Les 15-24 ans représentent 20 % de la population africaine mais plus de 40 % des chômeurs. Les parcours d’enseignement et formation techniques et professionnels (EFTP) ont un grand rôle à jouer pour favoriser leur insertion professionnelle et lutter contre la précarité. Tandis que les systèmes d’EFTP amorcent une transition en Afrique, gros plan sur des synergies fructueuses et des pratiques innovantes soutenues par l’IIPE-UNESCO.

Renforcer l’adéquation entre l’offre de formation professionnelle et la demande des employeurs est un enjeu majeur en Afrique.  Dans un contexte où l’économie informelle est prégnante et les marchés du travail très volatiles, le décalage entre compétences disponibles et besoins de l’économie est en effet un frein à l’emploi et à la croissance. Ce défi de l’employabilité est d’autant plus grand que le continent verra arriver a minima cent millions de jeunes sur le marché du travail d’ici 2030 en raison du boom démographique.

Devant ce constat, les systèmes nationaux d’EFTP doivent se transformer pour gagner en agilité. C’est l’un des axes prioritaires de l’IIPE-UNESCO Dakar. À travers sa Plateforme d’expertise en formation professionnelle (PEFOP), l’Institut apporte un soutien aux États africains, en capitalisant sur des expériences de terrain et sur les bonnes pratiques du secteur.

Mutualiser les ressources et outils

Face au défi commun de l’insertion professionnelle des jeunes, les huit pays membres de l’Union Économique et monétaire ouest-africaine (UEMOA)  fédèrent leurs forces (Bénin, Burkina Faso, Côte d’Ivoire, Guinée-Bissau, Mali, Niger, Sénégal et Togo). Depuis 2017, leurs ministères en charge de la formation professionnelle partagent les curricula de leurs programmes d’EFTP et leurs référentiels métiers. Ils mettent également à la disposition de leurs homologues des contenus pédagogiques ou les documents décrivant leurs méthodes de gouvernance. Objectif : permettre à chacun de s’en inspirer puis, le cas échéant, de les adapter aux besoins nationaux. 

Développée avec l’appui de l’IIPE-UNESCO Dakar, cette Plateforme de mutualisation des outils et ressources de la formation professionnelle s’est dotée d’un portail web. On y trouve, par exemple, le référentiel de la formation des installateurs d’électricité solaire créé par le Bénin, ou le guide méthodologique du Sénégal pour élaboration de programmes de formation selon l’approche par compétences. Les membres peuvent accéder à des centaines d’autres ressources utiles pour structurer et rénover les systèmes d’EFTP.  Les pays de l’UEMOA ont depuis été rejoints par le Tchad, avec l’ambition d’impliquer d’autres pays du continent dans cette dynamique régionale de partage.
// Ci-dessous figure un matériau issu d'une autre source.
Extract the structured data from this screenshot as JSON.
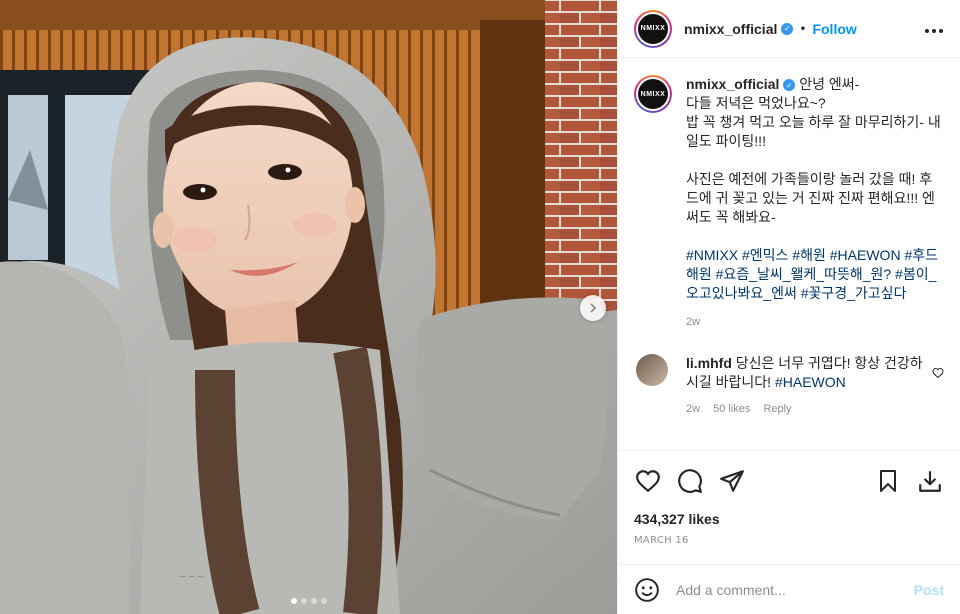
{
  "post": {
    "username": "nmixx_official",
    "avatar_text": "NMIXX",
    "follow_label": "Follow",
    "dot_separator": "•",
    "more_icon": "more-horizontal-icon",
    "caption": "안녕 엔써-\n다들 저녁은 먹었나요~?\n밥 꼭 챙겨 먹고 오늘 하루 잘 마무리하기- 내일도 파이팅!!!\n\n사진은 예전에 가족들이랑 놀러 갔을 때! 후드에 귀 꽂고 있는 거 진짜 진짜 편해요!!! 엔써도 꼭 해봐요-",
    "hashtags_1": "#NMIXX #엔믹스 #해원 #HAEWON",
    "hashtags_2": "#후드해원 #요즘_날씨_왤케_따뜻해_원? #봄이_오고있나봐요_엔써 #꽃구경_가고싶다",
    "caption_time": "2w",
    "likes": "434,327 likes",
    "date": "MARCH 16"
  },
  "comment": {
    "username": "li.mhfd",
    "text": "당신은 너무 귀엽다! 항상 건강하시길 바랍니다!",
    "tag": "#HAEWON",
    "time": "2w",
    "likes": "50 likes",
    "reply": "Reply"
  },
  "add_comment": {
    "placeholder": "Add a comment...",
    "post_label": "Post"
  },
  "carousel": {
    "count": 4,
    "active": 0
  },
  "colors": {
    "link": "#0095f6",
    "hashtag": "#00376b",
    "muted": "#8e8e8e"
  }
}
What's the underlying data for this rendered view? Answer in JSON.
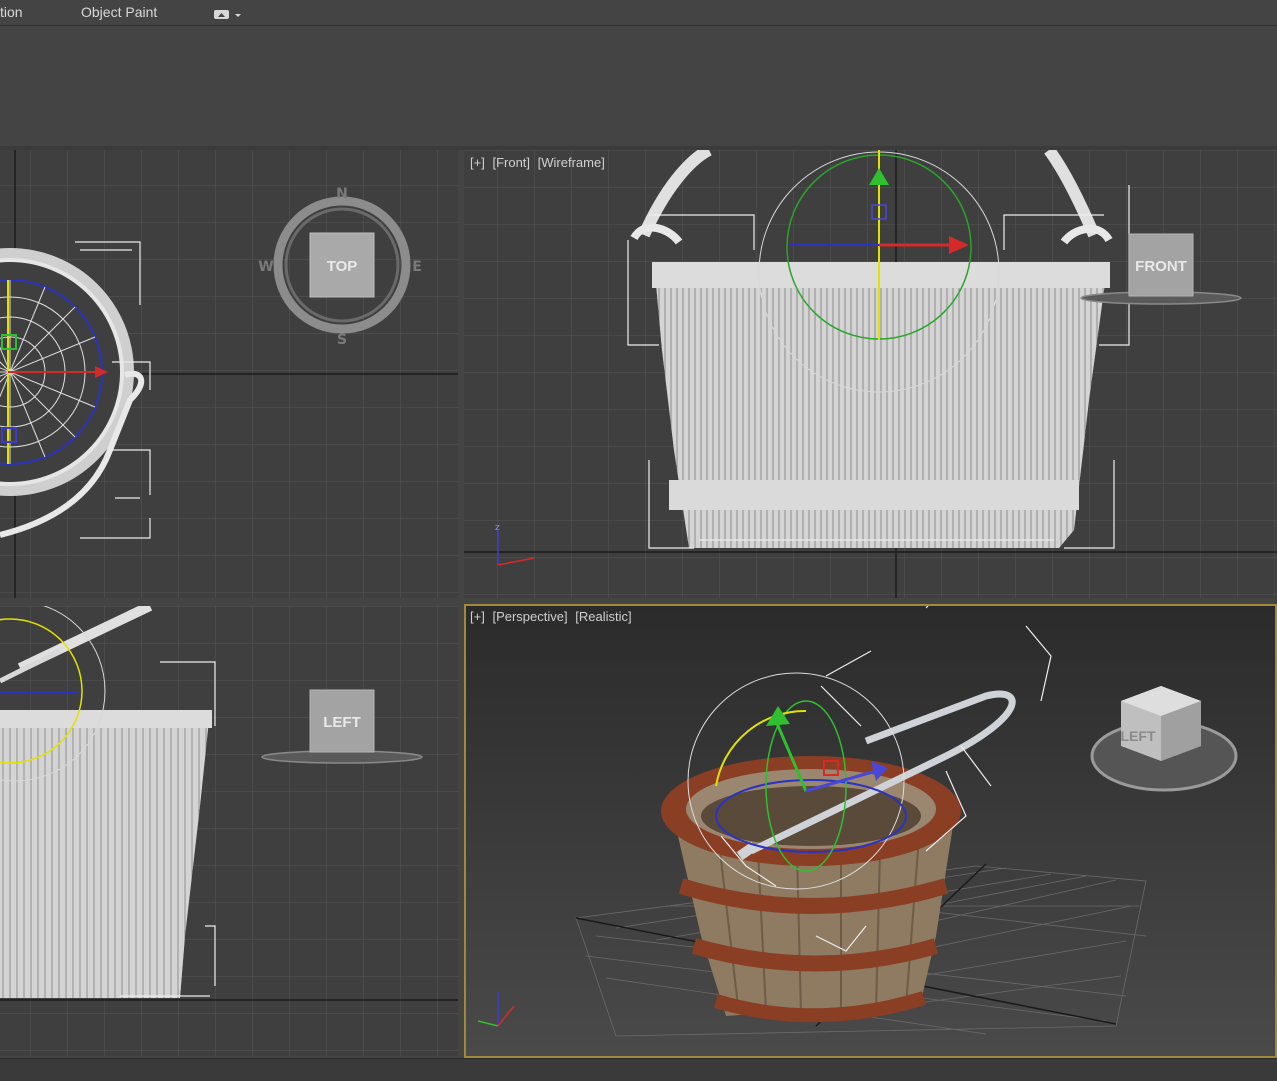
{
  "menubar": {
    "item_partial": "tion",
    "item_object_paint": "Object Paint"
  },
  "viewports": {
    "front": {
      "plus": "[+]",
      "view": "[Front]",
      "shading": "[Wireframe]",
      "cube": "FRONT"
    },
    "top": {
      "cube": "TOP",
      "compass": {
        "n": "N",
        "s": "S",
        "e": "E",
        "w": "W"
      }
    },
    "left": {
      "cube": "LEFT"
    },
    "perspective": {
      "plus": "[+]",
      "view": "[Perspective]",
      "shading": "[Realistic]",
      "cube": "LEFT"
    }
  },
  "colors": {
    "viewport_bg": "#3f3f3f",
    "grid": "#565656",
    "active_border": "#a08a3a",
    "mesh": "#d7d7d7",
    "wood": "#8f7a62",
    "rust": "#8a3e24"
  },
  "icons": [
    "chevron-down-icon",
    "window-icon"
  ]
}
« Nous encourageons les approches régionales pour la planification et la gestion de l’enseignement et de la formation techniques et professionnels en Afrique. La plateforme de mutualisation de l’UEMOA illustre bien cette dynamique. C’est un atout évident pour renforcer collectivement l’offre et les dispositifs de formation professionnelle. L’initiative a d’ailleurs clairement prouvé son utilité dans le cadre des stratégies de riposte à la pandémie. »

Naceur Chraiti, responsable de programme EFTP à l’IIPE-UNESCO Dakar

Engager la digitalisation de l’EFTP

Une Initiative panafricaine pour la transformation digitale de l’EFTP et des systèmes de développement des compétences en Afrique a été lancée en mars 2021 par l’UNESCO et l’Union africaine. A travers plusieurs actions complémentaires, dont la création de réseaux nationaux et d’un programme de formation panafricain, cette initiative cherche à outiller les acteurs du secteur, pour les aider à prendre le virage digital.
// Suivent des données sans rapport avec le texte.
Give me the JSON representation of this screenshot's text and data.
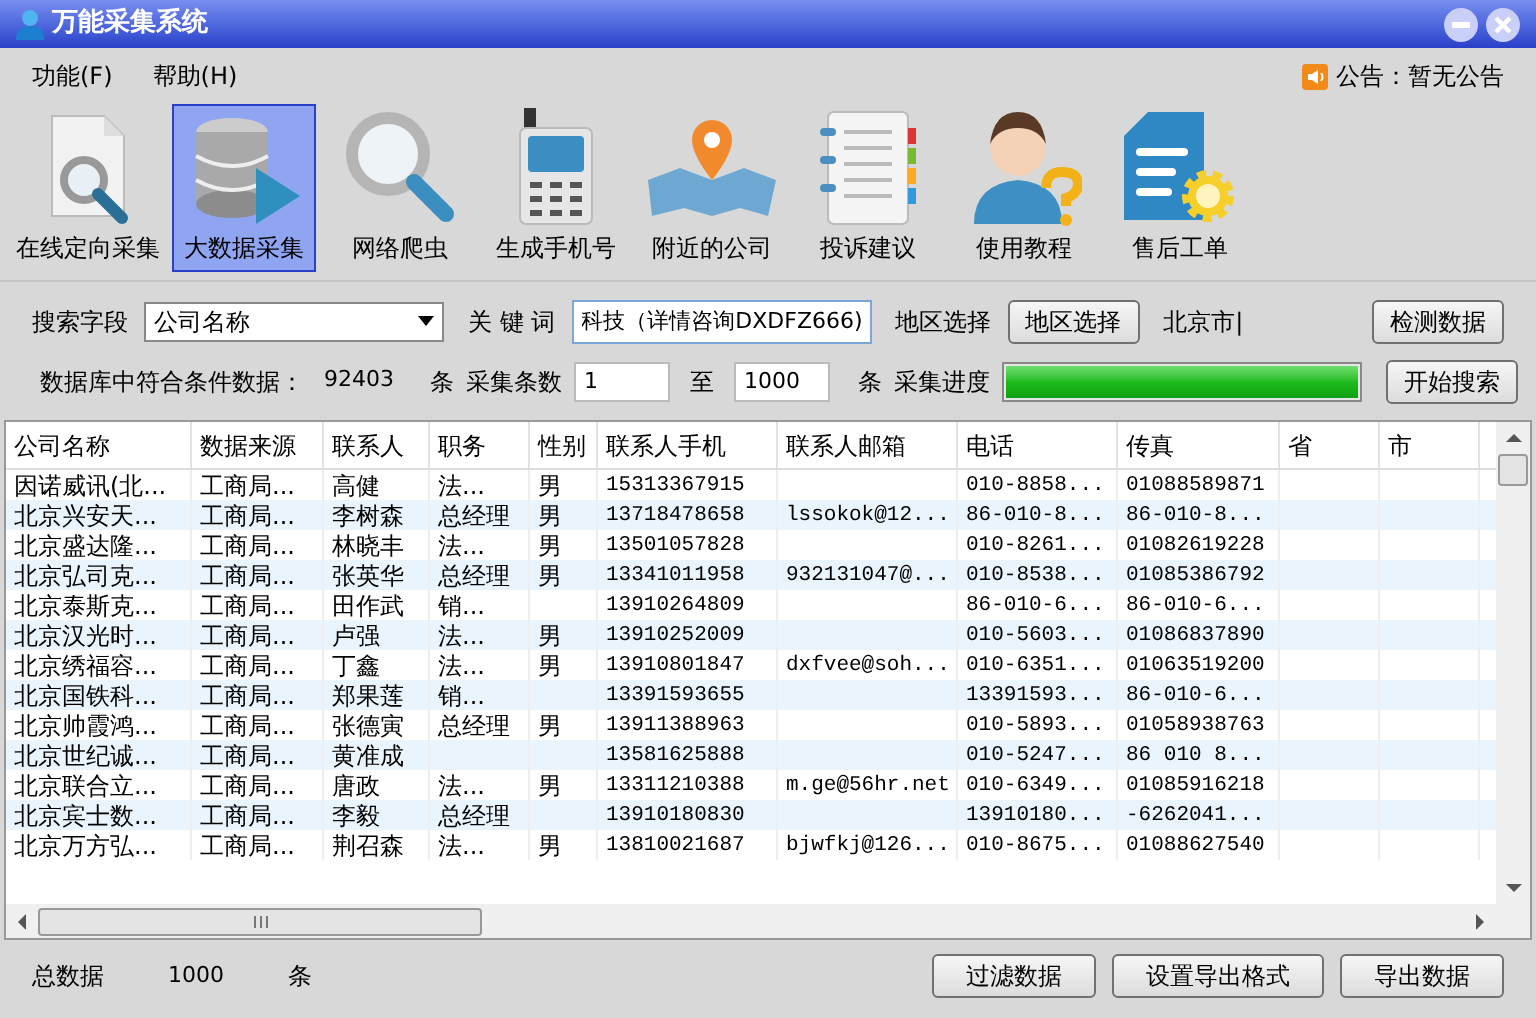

EFTP : pourquoi le digital est-il si important ?

Souvent fondées sur la pratique et l'acquisition de gestes techniques, les parcours d’EFTP n’ont a priori pas de lien direct avec le monde digital. Pourtant, cette question doublement est cruciale, sur le plan des modalités d’apprentissage et des compétences numériques.
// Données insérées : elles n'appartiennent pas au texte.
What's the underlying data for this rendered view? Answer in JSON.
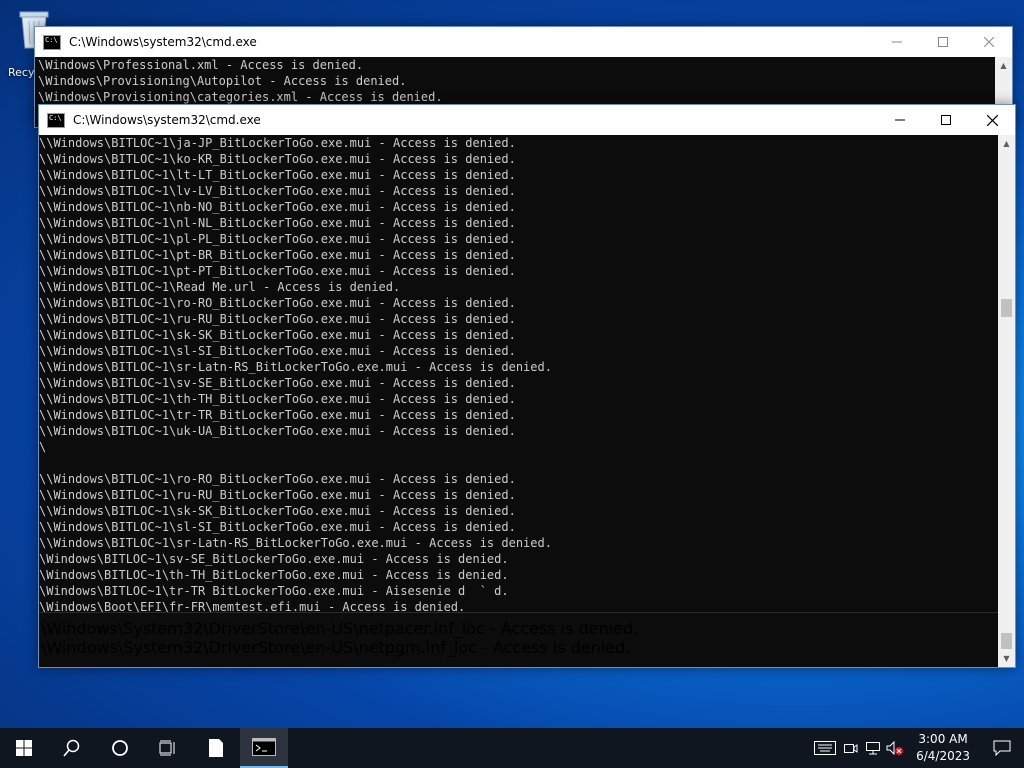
{
  "desktop": {
    "recycle_bin_label": "Recy"
  },
  "back_window": {
    "title": "C:\\Windows\\system32\\cmd.exe",
    "lines": [
      "\\Windows\\Professional.xml - Access is denied.",
      "\\Windows\\Provisioning\\Autopilot - Access is denied.",
      "\\Windows\\Provisioning\\categories.xml - Access is denied."
    ]
  },
  "front_window": {
    "title": "C:\\Windows\\system32\\cmd.exe",
    "lines": [
      "\\\\Windows\\BITLOC~1\\ja-JP_BitLockerToGo.exe.mui - Access is denied.",
      "\\\\Windows\\BITLOC~1\\ko-KR_BitLockerToGo.exe.mui - Access is denied.",
      "\\\\Windows\\BITLOC~1\\lt-LT_BitLockerToGo.exe.mui - Access is denied.",
      "\\\\Windows\\BITLOC~1\\lv-LV_BitLockerToGo.exe.mui - Access is denied.",
      "\\\\Windows\\BITLOC~1\\nb-NO_BitLockerToGo.exe.mui - Access is denied.",
      "\\\\Windows\\BITLOC~1\\nl-NL_BitLockerToGo.exe.mui - Access is denied.",
      "\\\\Windows\\BITLOC~1\\pl-PL_BitLockerToGo.exe.mui - Access is denied.",
      "\\\\Windows\\BITLOC~1\\pt-BR_BitLockerToGo.exe.mui - Access is denied.",
      "\\\\Windows\\BITLOC~1\\pt-PT_BitLockerToGo.exe.mui - Access is denied.",
      "\\\\Windows\\BITLOC~1\\Read Me.url - Access is denied.",
      "\\\\Windows\\BITLOC~1\\ro-RO_BitLockerToGo.exe.mui - Access is denied.",
      "\\\\Windows\\BITLOC~1\\ru-RU_BitLockerToGo.exe.mui - Access is denied.",
      "\\\\Windows\\BITLOC~1\\sk-SK_BitLockerToGo.exe.mui - Access is denied.",
      "\\\\Windows\\BITLOC~1\\sl-SI_BitLockerToGo.exe.mui - Access is denied.",
      "\\\\Windows\\BITLOC~1\\sr-Latn-RS_BitLockerToGo.exe.mui - Access is denied.",
      "\\\\Windows\\BITLOC~1\\sv-SE_BitLockerToGo.exe.mui - Access is denied.",
      "\\\\Windows\\BITLOC~1\\th-TH_BitLockerToGo.exe.mui - Access is denied.",
      "\\\\Windows\\BITLOC~1\\tr-TR_BitLockerToGo.exe.mui - Access is denied.",
      "\\\\Windows\\BITLOC~1\\uk-UA_BitLockerToGo.exe.mui - Access is denied.",
      "\\",
      "",
      "\\\\Windows\\BITLOC~1\\ro-RO_BitLockerToGo.exe.mui - Access is denied.",
      "\\\\Windows\\BITLOC~1\\ru-RU_BitLockerToGo.exe.mui - Access is denied.",
      "\\\\Windows\\BITLOC~1\\sk-SK_BitLockerToGo.exe.mui - Access is denied.",
      "\\\\Windows\\BITLOC~1\\sl-SI_BitLockerToGo.exe.mui - Access is denied.",
      "\\\\Windows\\BITLOC~1\\sr-Latn-RS_BitLockerToGo.exe.mui - Access is denied.",
      "\\Windows\\BITLOC~1\\sv-SE_BitLockerToGo.exe.mui - Access is denied.",
      "\\Windows\\BITLOC~1\\th-TH_BitLockerToGo.exe.mui - Access is denied.",
      "\\Windows\\BITLOC~1\\tr-TR BitLockerToGo.exe.mui - Aisesenie d  ` d.",
      "\\Windows\\Boot\\EFI\\fr-FR\\memtest.efi.mui - Access is denied."
    ],
    "overflow_lines": [
      "\\Windows\\System32\\DriverStore\\en-US\\netpacer.inf_loc - Access is denied.",
      "\\Windows\\System32\\DriverStore\\en-US\\netpgm.inf_loc - Access is denied."
    ]
  },
  "taskbar": {
    "clock_time": "3:00 AM",
    "clock_date": "6/4/2023"
  },
  "colors": {
    "console_bg": "#0c0c0c",
    "console_text": "#cccccc",
    "taskbar_bg": "#101620",
    "accent": "#76b9ed"
  }
}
  • D’une part, la digitalisation des contenus de formation et des environnements d'apprentissage permet de répondre aux besoins d’enseignement à distance, qui se sont accélérés dans le contexte pandémique. Au-delà des enjeux sanitaires, le digital apparaît surtout comme une solution pour gagner en réactivité dans le déploiement et la réactualisation des offres de formation. C’est aussi un levier pour élargir l’accès et promouvoir les possibilités d’apprentissage tout au long de la vie, en écho à l’Objectif de Développement Durable n°4 des Nations Unies.
  • D’autre part, face aux mutations technologiques liées à l’automatisation des processus de production ou aux nouveaux usages numériques, les apprenti˖e˖s et apprenant˖e˖s doivent acquérir des compétences digitales de base, qui seront bientôt incontournables dans la plupart des métiers. Les systèmes d’EFTP en Afrique doivent s’adapter à cette nouvelle donne en contribuant à l’alphabétisation numérique et à l’indispensable montée en compétences digitales des populations du continent.

 

Si la digitalisation ne manque pas d’atouts pour le secteur de la formation professionnelle, les obstacles restent nombreux, notamment en matière d’équipement des apprenant˖e˖s ou d’accès à Internet. Associé à cette initiative panafricaine, l’IIPE-Dakar va lancer prochainement un état des lieux de la digitalisation de l’EFTP en Afrique.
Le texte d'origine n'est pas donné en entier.